Ukraińcy muszą dobrowolnie ograniczyć zużycie prądu, by kraj mógł sobie poradzić ze skutkami rosyjskich ataków na infrastrukturę energetyczną; jeżeli to nie pomoże, zostaną wprowadzone odgórne ograniczenia – zapowiedział w czwartek minister energetyki Herman Hałuszczenko. Dodał, że rząd liczy na zmniejszenie zapotrzebowania o 20 proc.
Od 10 października wojska rosyjskie przeprowadziły ponad 300 ataków na ukraińską infrastrukturę energetyczną – przekazał Hałuszczenko w wywiadzie telewizyjnym. Prezydent Wołodymyr Zełenski informował we wtorek, że Rosjanie zniszczyli 30 proc. ukraińskich elektrowni.
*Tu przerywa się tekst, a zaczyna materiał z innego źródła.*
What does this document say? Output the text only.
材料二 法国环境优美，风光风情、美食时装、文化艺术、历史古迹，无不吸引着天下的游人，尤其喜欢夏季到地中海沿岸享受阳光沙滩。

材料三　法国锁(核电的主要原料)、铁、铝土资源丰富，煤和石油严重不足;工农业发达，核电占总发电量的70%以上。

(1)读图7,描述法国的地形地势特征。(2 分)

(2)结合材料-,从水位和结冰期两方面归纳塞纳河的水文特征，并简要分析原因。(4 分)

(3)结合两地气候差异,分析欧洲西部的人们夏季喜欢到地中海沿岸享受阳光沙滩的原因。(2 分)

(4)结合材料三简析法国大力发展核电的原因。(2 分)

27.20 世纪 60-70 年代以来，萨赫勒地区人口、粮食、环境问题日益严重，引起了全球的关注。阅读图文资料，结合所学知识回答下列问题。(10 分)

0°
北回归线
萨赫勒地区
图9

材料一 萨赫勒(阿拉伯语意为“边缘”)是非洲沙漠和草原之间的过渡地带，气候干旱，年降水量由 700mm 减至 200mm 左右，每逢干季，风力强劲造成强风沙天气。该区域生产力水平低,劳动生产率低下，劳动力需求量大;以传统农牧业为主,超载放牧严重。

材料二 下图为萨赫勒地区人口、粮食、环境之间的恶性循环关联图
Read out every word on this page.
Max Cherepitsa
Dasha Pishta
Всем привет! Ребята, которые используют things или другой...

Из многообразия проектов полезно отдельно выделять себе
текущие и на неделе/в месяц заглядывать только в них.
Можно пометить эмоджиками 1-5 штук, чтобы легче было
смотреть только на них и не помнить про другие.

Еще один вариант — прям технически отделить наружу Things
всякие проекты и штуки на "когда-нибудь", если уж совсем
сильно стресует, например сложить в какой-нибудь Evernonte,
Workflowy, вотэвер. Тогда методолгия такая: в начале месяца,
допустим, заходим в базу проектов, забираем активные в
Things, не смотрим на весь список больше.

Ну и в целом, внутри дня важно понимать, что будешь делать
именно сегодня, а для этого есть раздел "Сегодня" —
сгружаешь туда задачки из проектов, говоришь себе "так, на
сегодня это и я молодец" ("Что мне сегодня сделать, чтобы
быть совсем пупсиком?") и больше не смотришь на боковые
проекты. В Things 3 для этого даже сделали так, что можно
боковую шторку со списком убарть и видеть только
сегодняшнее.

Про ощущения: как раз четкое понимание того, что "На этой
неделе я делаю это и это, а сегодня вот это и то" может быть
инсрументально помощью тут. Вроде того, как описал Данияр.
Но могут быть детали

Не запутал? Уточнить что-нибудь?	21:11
Władze apelują o oszczędzanie prądu, w niektórych miejscach, np. w Kijowie już wprowadzono przerwy w jego dostawach.
– Widzimy spadek zapotrzebowania wynikający z dobrowolnego ograniczenia zużycia prądu, w pierwszych dniach było to ok. 10 proc., ale prosimy obywateli o jak największą oszczędność – mówił Hałuszczenko.
Zaznaczył, że jeżeli apele nie pomogą, zostaną wprowadzone odgórne ograniczenia i czasowe wyłączanie prądu.
– Niestety, będziemy do tego zmuszeni – ostrzegł.
Minister energetyki przekazał, że problem dotyczy całego kraju i mieszkańcy wszystkich obwodów muszą oszczędzać prąd, ponieważ wojska rosyjskie zniszczyły elementy sieci energetycznej w różnych miejscach Ukrainy.
Podkreślił, że w tej sytuacji potrzebna jest solidarność i dobra komunikacja władz ze społeczeństwem.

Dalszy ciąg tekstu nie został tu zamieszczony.